As the show develops, Welsh may eventually introduce Rann, the planet Strange ends up on in his own comic book adventures. Strange’s connection to Hawkman’s homeworld of Thanagar may also factor in at some point, but first and foremost, he and Seg must save Krypton from Brainiac. Should they be successful, Welsh said Strange could become “a great sort of doorway into the space sector.”
With Welsh name-checking the DC Comics miniseries Cosmic Odyssey, and Cuffe hoping to meet The Omega Men at some point, Krypton could very well become a home for some of DC’s strange and wonderful cosmic characters.

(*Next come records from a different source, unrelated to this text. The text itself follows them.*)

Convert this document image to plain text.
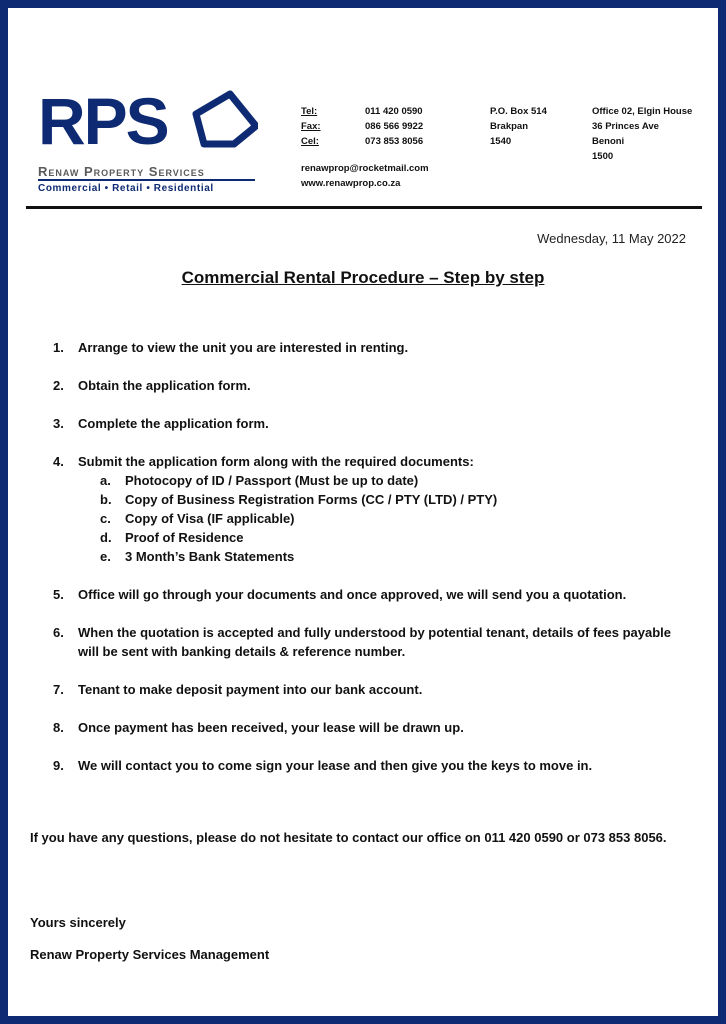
RPS
Renaw Property Services
Commercial • Retail • Residential
Tel:	011 420 0590
Fax:	086 566 9922
Cel:	073 853 8056
renawprop@rocketmail.com
www.renawprop.co.za
P.O. Box 514
Brakpan
1540
Office 02, Elgin House
36 Princes Ave
Benoni
1500
Wednesday, 11 May 2022
Commercial Rental Procedure – Step by step
1.	Arrange to view the unit you are interested in renting.
2.	Obtain the application form.
3.	Complete the application form.
4.	Submit the application form along with the required documents:
a.	Photocopy of ID / Passport (Must be up to date)
b.	Copy of Business Registration Forms (CC / PTY (LTD) / PTY)
c.	Copy of Visa (IF applicable)
d.	Proof of Residence
e.	3 Month’s Bank Statements
5.	Office will go through your documents and once approved, we will send you a quotation.
6.	When the quotation is accepted and fully understood by potential tenant, details of fees payable will be sent with banking details & reference number.
7.	Tenant to make deposit payment into our bank account.
8.	Once payment has been received, your lease will be drawn up.
9.	We will contact you to come sign your lease and then give you the keys to move in.
If you have any questions, please do not hesitate to contact our office on 011 420 0590 or 073 853 8056.
Yours sincerely
Renaw Property Services Management
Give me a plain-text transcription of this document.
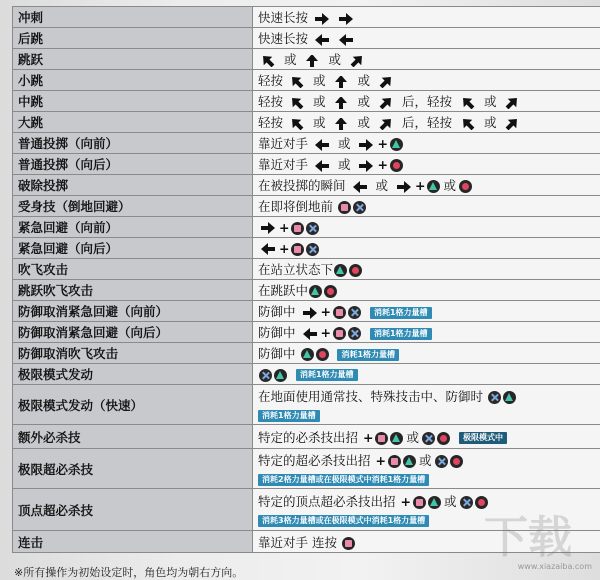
冲刺	快速长按

后跳	快速长按

跳跃	或 或

小跳	轻按 或 或

中跳	轻按 或 或 后，轻按 或

大跳	轻按 或 或 后，轻按 或

普通投掷（向前）	靠近对手 或 +
普通投掷（向后）	靠近对手 或 +
破除投掷	在被投掷的瞬间 或 + 或
受身技（倒地回避）	在即将倒地前

紧急回避（向前）	+

紧急回避（向后）	+

吹飞攻击	在站立状态下
跳跃吹飞攻击	在跳跃中
防御取消紧急回避（向前）	防御中 + 消耗1格力量槽
防御取消紧急回避（向后）	防御中 + 消耗1格力量槽
防御取消吹飞攻击	防御中 消耗1格力量槽
极限模式发动	消耗1格力量槽
极限模式发动（快速）	在地面使用通常技、特殊技击中、防御时
消耗1格力量槽

额外必杀技	特定的必杀技出招 + 或 极限模式中
极限超必杀技	特定的超必杀技出招 + 或
消耗2格力量槽或在极限模式中消耗1格力量槽

顶点超必杀技	特定的顶点超必杀技出招 + 或
消耗3格力量槽或在极限模式中消耗1格力量槽

连击	靠近对手 连按
※所有操作为初始设定时，角色均为朝右方向。
下载
www.xiazaiba.com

Even with its notable connections and departures from canon, Welsh wants viewers to come to the series with an open mind.
“There may be an idea that this is a prequel, and we know how it’s going to end — Krypton’s going to blow up — and there may be a sense of inevitability about that,” he explained. “It’s really not the case with the show.”
Thanks to the arrival of Adam Strange and Brainiac, Welsh said, “the entire space/time continuum has actually changed,” opening up the possibility of Krypton surviving in some form.
“It is a show where literally anything can happen,” he added. “I think whatever you thought you knew about the story of Krypton is set to be completely challenged by this series.”
Krypton premieres Wednesday, March 21 at 10 p.m. on Syfy.